Cansado de ver sua mãe alcoólatra batendo em seus quatro irmãos, Rafael Fernandes Dutra saiu de casa com apenas sete anos. Desde então, tem morado pelas ruas do centro de Porto Alegre. Hoje, aos 30 anos, está cursando o 1º ano do Ensino Médio na Escola Porto Alegre, que atende outras pessoas na mesma situação e com os mais diversos sonhos.
— Meu sonho é ser professor de matemática, é a minha matéria preferida. Eu adoro estudar, vou sempre nas aulas e nos passeios da turma. Gosto de ir cheiroso, bem arrumado — diz Rafael.

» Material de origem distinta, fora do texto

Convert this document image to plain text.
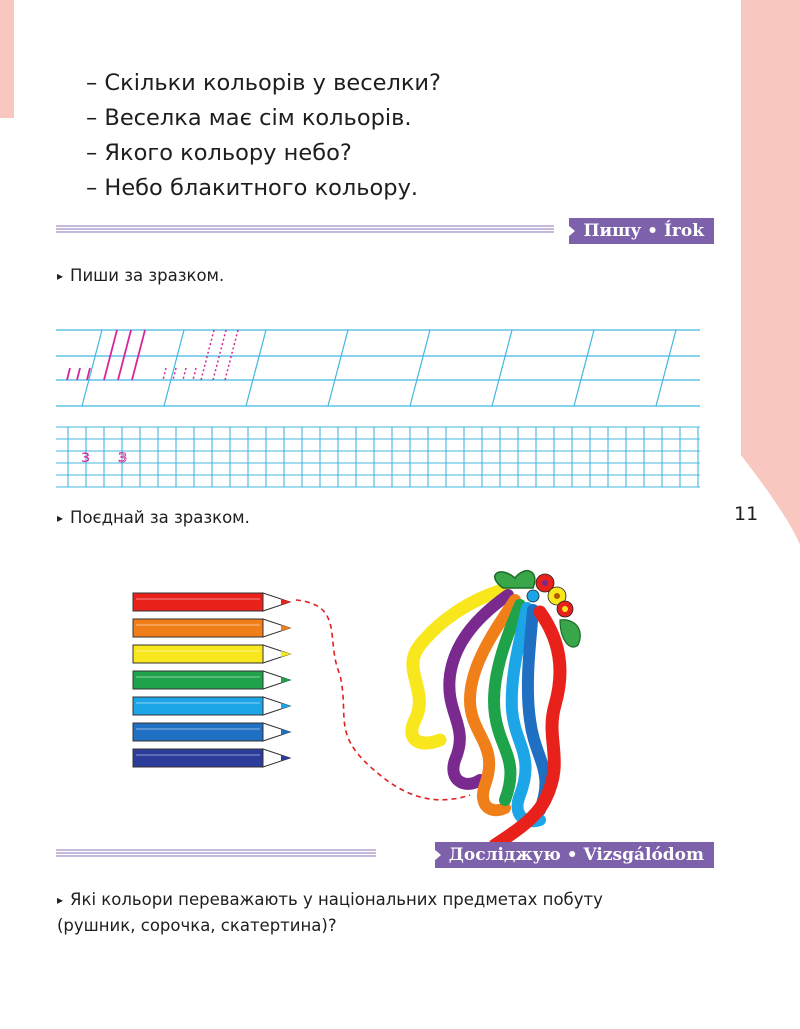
– Скільки кольорів у веселки?
– Веселка має сім кольорів.
– Якого кольору небо?
– Небо блакитного кольору.
Пишу • Írok
▸ Пиши за зразком.
з з
11
▸ Поєднай за зразком.
Досліджую • Vizsgálódom
▸ Які кольори переважають у національних предметах побуту
(рушник, сорочка, скатертина)?
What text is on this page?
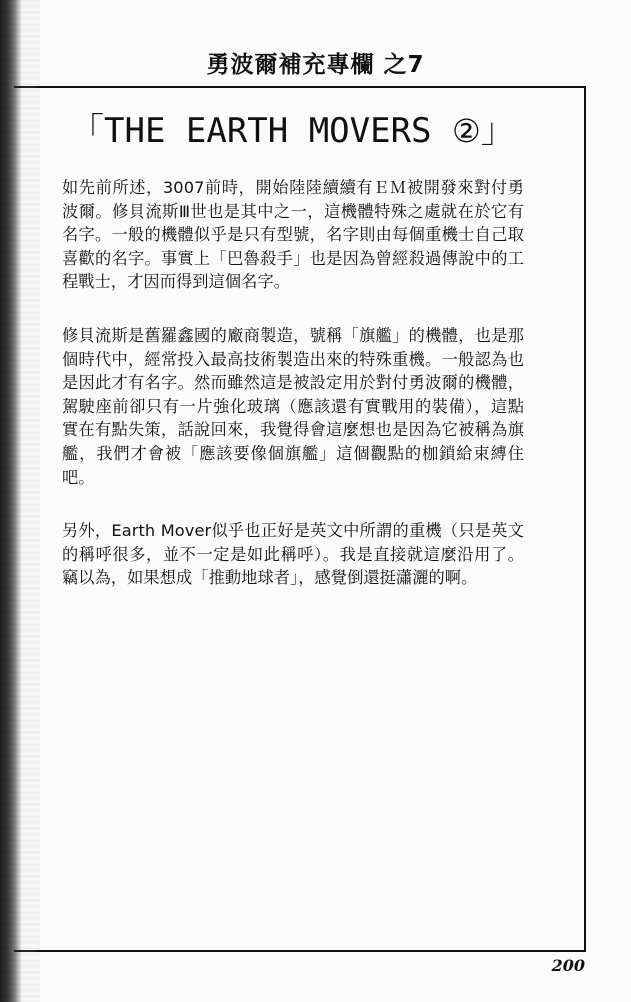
勇波爾補充專欄 之7
「THE EARTH MOVERS ②」

如先前所述，3007前時，開始陸陸續續有ＥＭ被開發來對付勇波爾。修貝流斯Ⅲ世也是其中之一，這機體特殊之處就在於它有名字。一般的機體似乎是只有型號，名字則由每個重機士自己取喜歡的名字。事實上「巴魯殺手」也是因為曾經殺過傳說中的工程戰士，才因而得到這個名字。

修貝流斯是舊羅鑫國的廠商製造，號稱「旗艦」的機體，也是那個時代中，經常投入最高技術製造出來的特殊重機。一般認為也是因此才有名字。然而雖然這是被設定用於對付勇波爾的機體，駕駛座前卻只有一片強化玻璃（應該還有實戰用的裝備），這點實在有點失策，話說回來，我覺得會這麼想也是因為它被稱為旗艦，我們才會被「應該要像個旗艦」這個觀點的枷鎖給束縛住吧。

另外，Earth Mover似乎也正好是英文中所謂的重機（只是英文的稱呼很多，並不一定是如此稱呼）。我是直接就這麼沿用了。竊以為，如果想成「推動地球者」，感覺倒還挺瀟灑的啊。

200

Quem não tem um teto para morar, entretanto, encontra uma barreira no dia a dia: a falta de locais públicos para cuidar da higiene pessoal. Para tentar amenizar essa situação, enfrentada por mais de 2 mil pessoas na Capital, o colégio oferece no pátio um tanque e torneiras para que eles possam lavar suas roupas e escovar os dentes. Por isso, a diretora Jacqueline Junker não pensou duas vezes para sediar a primeira edição do projeto Lavanderia de Rua, liderado por Letícia Andrade, da ONG Centro Social da Rua.

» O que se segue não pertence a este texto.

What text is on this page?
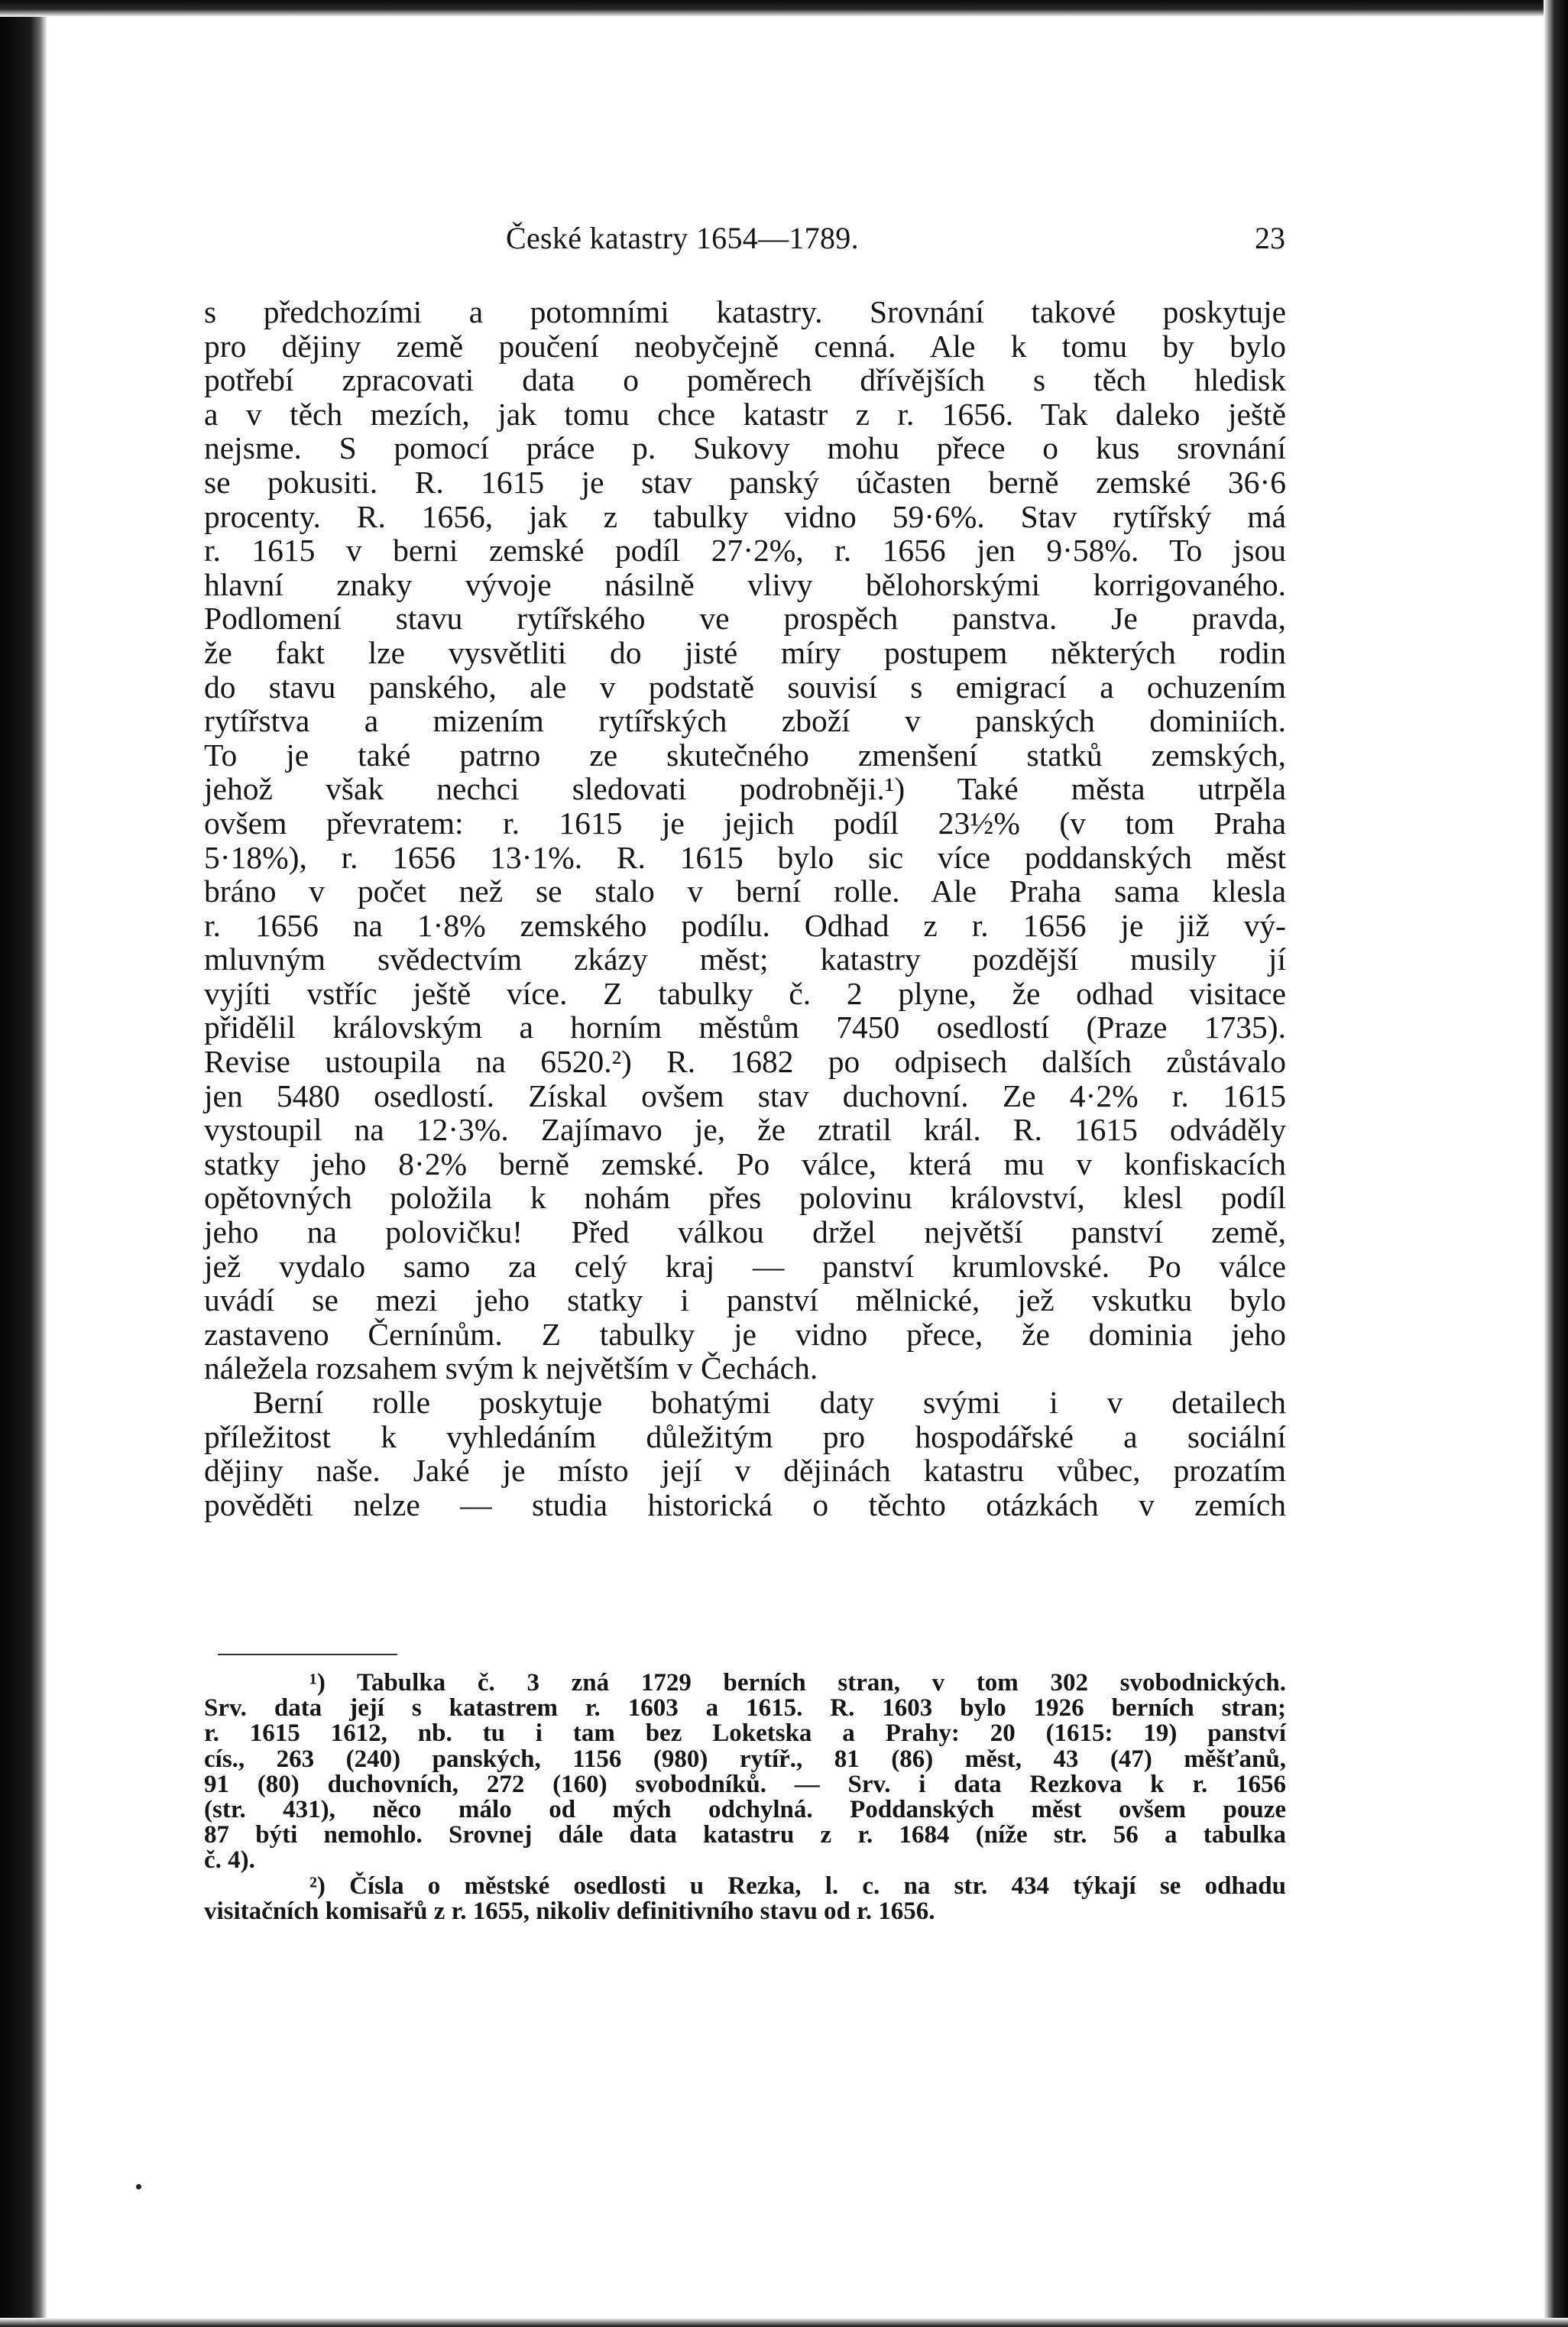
České katastry 1654—1789.	23
s předchozími a potomními katastry. Srovnání takové poskytuje
pro dějiny země poučení neobyčejně cenná. Ale k tomu by bylo
potřebí zpracovati data o poměrech dřívějších s těch hledisk
a v těch mezích, jak tomu chce katastr z r. 1656. Tak daleko ještě
nejsme. S pomocí práce p. Sukovy mohu přece o kus srovnání
se pokusiti. R. 1615 je stav panský účasten berně zemské 36·6
procenty. R. 1656, jak z tabulky vidno 59·6%. Stav rytířský má
r. 1615 v berni zemské podíl 27·2%, r. 1656 jen 9·58%. To jsou
hlavní znaky vývoje násilně vlivy bělohorskými korrigovaného.
Podlomení stavu rytířského ve prospěch panstva. Je pravda,
že fakt lze vysvětliti do jisté míry postupem některých rodin
do stavu panského, ale v podstatě souvisí s emigrací a ochuzením
rytířstva a mizením rytířských zboží v panských dominiích.
To je také patrno ze skutečného zmenšení statků zemských,
jehož však nechci sledovati podrobněji.¹) Také města utrpěla
ovšem převratem: r. 1615 je jejich podíl 23½% (v tom Praha
5·18%), r. 1656 13·1%. R. 1615 bylo sic více poddanských měst
bráno v počet než se stalo v berní rolle. Ale Praha sama klesla
r. 1656 na 1·8% zemského podílu. Odhad z r. 1656 je již vý-
mluvným svědectvím zkázy měst; katastry pozdější musily jí
vyjíti vstříc ještě více. Z tabulky č. 2 plyne, že odhad visitace
přidělil královským a horním městům 7450 osedlostí (Praze 1735).
Revise ustoupila na 6520.²) R. 1682 po odpisech dalších zůstávalo
jen 5480 osedlostí. Získal ovšem stav duchovní. Ze 4·2% r. 1615
vystoupil na 12·3%. Zajímavo je, že ztratil král. R. 1615 odváděly
statky jeho 8·2% berně zemské. Po válce, která mu v konfiskacích
opětovných položila k nohám přes polovinu království, klesl podíl
jeho na polovičku! Před válkou držel největší panství země,
jež vydalo samo za celý kraj — panství krumlovské. Po válce
uvádí se mezi jeho statky i panství mělnické, jež vskutku bylo
zastaveno Černínům. Z tabulky je vidno přece, že dominia jeho
náležela rozsahem svým k největším v Čechách.
Berní rolle poskytuje bohatými daty svými i v detailech
příležitost k vyhledáním důležitým pro hospodářské a sociální
dějiny naše. Jaké je místo její v dějinách katastru vůbec, prozatím
pověděti nelze — studia historická o těchto otázkách v zemích
¹) Tabulka č. 3 zná 1729 berních stran, v tom 302 svobodnických.
Srv. data její s katastrem r. 1603 a 1615. R. 1603 bylo 1926 berních stran;
r. 1615 1612, nb. tu i tam bez Loketska a Prahy: 20 (1615: 19) panství
cís., 263 (240) panských, 1156 (980) rytíř., 81 (86) měst, 43 (47) měšťanů,
91 (80) duchovních, 272 (160) svobodníků. — Srv. i data Rezkova k r. 1656
(str. 431), něco málo od mých odchylná. Poddanských měst ovšem pouze
87 býti nemohlo. Srovnej dále data katastru z r. 1684 (níže str. 56 a tabulka
č. 4).
²) Čísla o městské osedlosti u Rezka, l. c. na str. 434 týkají se odhadu
visitačních komisařů z r. 1655, nikoliv definitivního stavu od r. 1656.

Em um trailer de 2,5m de largura e 1,7m de comprimento, os voluntários da instituição colocaram à disposição dos moradores três máquinas de lavar e secar roupas. E a procura foi alta: a inauguração, prevista para às 17h de terça-feira (16), foi antecipada em 30 minutos devido à enorme fila que já se formava desde o meio-dia. Homens, mulheres e crianças seguravam pacientemente calças, camisetas, casacos e edredons na esperança de sair de lá com suas roupas usadas parecendo novas.

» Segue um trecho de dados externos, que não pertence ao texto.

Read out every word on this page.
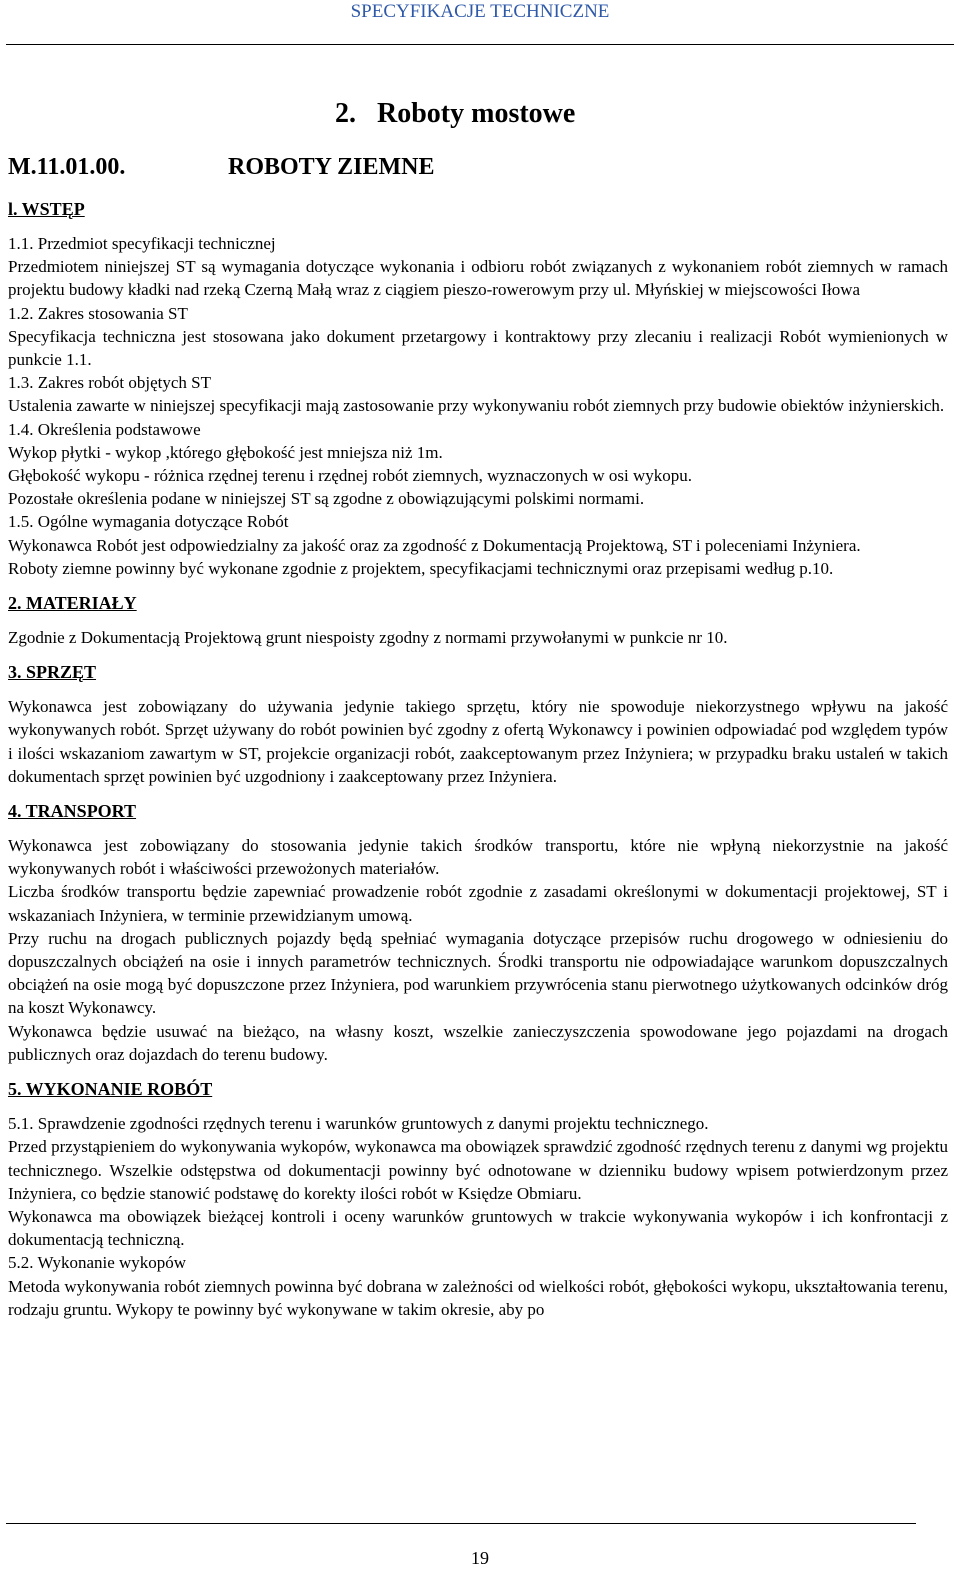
SPECYFIKACJE TECHNICZNE
2.   Roboty mostowe
M.11.01.00.	ROBOTY ZIEMNE
l. WSTĘP

1.1. Przedmiot specyfikacji technicznej

Przedmiotem niniejszej ST są wymagania dotyczące wykonania i odbioru robót związanych z wykonaniem robót ziemnych w ramach projektu budowy kładki nad rzeką Czerną Małą wraz z ciągiem pieszo-rowerowym przy ul. Młyńskiej w miejscowości Iłowa

1.2. Zakres stosowania ST

Specyfikacja techniczna jest stosowana jako dokument przetargowy i kontraktowy przy zlecaniu i realizacji Robót wymienionych w punkcie 1.1.

1.3. Zakres robót objętych ST

Ustalenia zawarte w niniejszej specyfikacji mają zastosowanie przy wykonywaniu robót ziemnych przy budowie obiektów inżynierskich.

1.4. Określenia podstawowe

Wykop płytki - wykop ,którego głębokość jest mniejsza niż 1m.

Głębokość wykopu - różnica rzędnej terenu i rzędnej robót ziemnych, wyznaczonych w osi wykopu.

Pozostałe określenia podane w niniejszej ST są zgodne z obowiązującymi polskimi normami.

1.5. Ogólne wymagania dotyczące Robót

Wykonawca Robót jest odpowiedzialny za jakość oraz za zgodność z Dokumentacją Projektową, ST i poleceniami Inżyniera.

Roboty ziemne powinny być wykonane zgodnie z projektem, specyfikacjami technicznymi oraz przepisami według p.10.

2. MATERIAŁY

Zgodnie z Dokumentacją Projektową grunt niespoisty zgodny z normami przywołanymi w punkcie nr 10.

3. SPRZĘT

Wykonawca jest zobowiązany do używania jedynie takiego sprzętu, który nie spowoduje niekorzystnego wpływu na jakość wykonywanych robót. Sprzęt używany do robót powinien być zgodny z ofertą Wykonawcy i powinien odpowiadać pod względem typów i ilości wskazaniom zawartym w ST, projekcie organizacji robót, zaakceptowanym przez Inżyniera; w przypadku braku ustaleń w takich dokumentach sprzęt powinien być uzgodniony i zaakceptowany przez Inżyniera.

4. TRANSPORT

Wykonawca jest zobowiązany do stosowania jedynie takich środków transportu, które nie wpłyną niekorzystnie na jakość wykonywanych robót i właściwości przewożonych materiałów.

Liczba środków transportu będzie zapewniać prowadzenie robót zgodnie z zasadami określonymi w dokumentacji projektowej, ST i wskazaniach Inżyniera, w terminie przewidzianym umową.

Przy ruchu na drogach publicznych pojazdy będą spełniać wymagania dotyczące przepisów ruchu drogowego w odniesieniu do dopuszczalnych obciążeń na osie i innych parametrów technicznych. Środki transportu nie odpowiadające warunkom dopuszczalnych obciążeń na osie mogą być dopuszczone przez Inżyniera, pod warunkiem przywrócenia stanu pierwotnego użytkowanych odcinków dróg na koszt Wykonawcy.

Wykonawca będzie usuwać na bieżąco, na własny koszt, wszelkie zanieczyszczenia spowodowane jego pojazdami na drogach publicznych oraz dojazdach do terenu budowy.

5. WYKONANIE ROBÓT

5.1. Sprawdzenie zgodności rzędnych terenu i warunków gruntowych z danymi projektu technicznego.

Przed przystąpieniem do wykonywania wykopów, wykonawca ma obowiązek sprawdzić zgodność rzędnych terenu z danymi wg projektu technicznego. Wszelkie odstępstwa od dokumentacji powinny być odnotowane w dzienniku budowy wpisem potwierdzonym przez Inżyniera, co będzie stanowić podstawę do korekty ilości robót w Księdze Obmiaru.

Wykonawca ma obowiązek bieżącej kontroli i oceny warunków gruntowych w trakcie wykonywania wykopów i ich konfrontacji z dokumentacją techniczną.

5.2. Wykonanie wykopów

Metoda wykonywania robót ziemnych powinna być dobrana w zależności od wielkości robót, głębokości wykopu, ukształtowania terenu, rodzaju gruntu. Wykopy te powinny być wykonywane w takim okresie, aby po

19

— A galera não usa muito as roupas, acaba botando fora. Tem muito rato e barata nas ruas, daí a gente fica com medo das crianças. É perigoso — relata Adriano Antônio Soares Pinto, 20 anos, mais conhecido nas ruas pelo nome artístico MC Zapinha Samurai.
A ideia do projeto Lavanderia de Rua surgiu quando Letícia notou que a maioria dos moradores de rua atendidos pelo Banho Solidário, outro projeto da ONG que disponibiliza chuveiros para que eles possam tomar banho, tinham de colocar suas roupas no lixo porque ficavam inutilizáveis.
— Muitas vezes eles precisam colocar fora coisas que gostam bastante porque apodreceu. Uma peça dura no máximo uma semana para quem vive nessas condições — comenta a idealizadora da ação.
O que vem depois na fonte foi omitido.